(61s) Applications of Data-Driven Approaches in Chemical Process and Energy System Optimization

These days, the availability, and the ease access to enormous volumes of data derives different industrial and technological fields to utilize data-driven solutions. As optimization has always been constructed based on exchanging information between models and data, multi-level optimization tasks such as long-term planning, scheduling and control will tremendously benefit from information mined from massive data. Big data-driven tools (i.e., machine learning) has proven superiority over traditional data tools in dealing with substantial amounts of data and data different structure. Hence, in this work, big data tools are applied to address the challenges associated with planning models of energy systems and process optimization of operating chemical engineering processes.

A Data-driven stochastic optimization framework that leverages big data in design and operation of power generation planning is proposed. The proposed approach is applied to different power planning models that include unit commitment (UC) characteristics where the size of uncertainty scenarios is reduced. Results show that the proposed approach is an effective tool to generate reduced size stochastic scenarios.

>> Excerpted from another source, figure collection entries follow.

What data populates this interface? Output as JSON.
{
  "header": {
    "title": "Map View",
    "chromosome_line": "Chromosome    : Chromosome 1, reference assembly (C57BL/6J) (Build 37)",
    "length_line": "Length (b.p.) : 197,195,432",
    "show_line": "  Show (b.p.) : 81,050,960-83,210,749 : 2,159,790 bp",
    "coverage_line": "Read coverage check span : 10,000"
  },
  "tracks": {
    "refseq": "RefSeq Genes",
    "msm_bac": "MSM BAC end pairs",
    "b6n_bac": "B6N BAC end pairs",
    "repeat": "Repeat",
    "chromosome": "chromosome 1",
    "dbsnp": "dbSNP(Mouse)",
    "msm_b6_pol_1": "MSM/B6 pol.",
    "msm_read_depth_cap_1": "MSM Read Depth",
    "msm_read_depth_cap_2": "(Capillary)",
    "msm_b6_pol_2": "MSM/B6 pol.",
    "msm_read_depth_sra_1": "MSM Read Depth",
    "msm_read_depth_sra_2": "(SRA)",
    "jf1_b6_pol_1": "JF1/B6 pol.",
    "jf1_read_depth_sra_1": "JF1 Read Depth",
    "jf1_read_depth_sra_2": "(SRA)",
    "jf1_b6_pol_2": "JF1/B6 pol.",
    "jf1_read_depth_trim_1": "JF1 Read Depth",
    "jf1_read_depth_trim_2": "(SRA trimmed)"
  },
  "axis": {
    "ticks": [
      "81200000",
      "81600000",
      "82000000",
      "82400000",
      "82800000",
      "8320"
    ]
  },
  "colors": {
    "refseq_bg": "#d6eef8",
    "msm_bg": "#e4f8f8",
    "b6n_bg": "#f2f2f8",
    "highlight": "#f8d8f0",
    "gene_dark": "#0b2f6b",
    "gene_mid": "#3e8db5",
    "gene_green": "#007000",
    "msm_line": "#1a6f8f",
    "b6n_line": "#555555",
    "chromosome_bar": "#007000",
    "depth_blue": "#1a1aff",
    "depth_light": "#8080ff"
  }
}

The design and operation of energy hub problem involves the integration of decision levels with different time scales that usually lead to multiscale models which are computationally costly. A mathematical programming-based general clustering approach is applied to reduce the size of multiple attributes input data and tackle the computational complexity of multiscale energy hub problems. Different case studies are considered under different environmental and technical consideration. Assessments conclude that the clustering approach is an efficient tool to decrease the size of the original model while maintaining good results.

Modern improvements in supervised machine learning tools have demonstrated their ability to achieve accurate and efficient prediction results. Therefore, these tools are employed as alternative approaches to model a specific application in the gas industry. Results obtained from this study showcase the ability of the developed models to offer reliable and accurate predictions. A data-driven surrogate-based optimization framework is developed, where the developed machine learning models can be used as a suitable replacement for detailed first principal models, to find the optimal conditions at maximum cost-saving. The proposed approach can help the gas industry to simultaneously achieve process efficiency, profitability, and safety.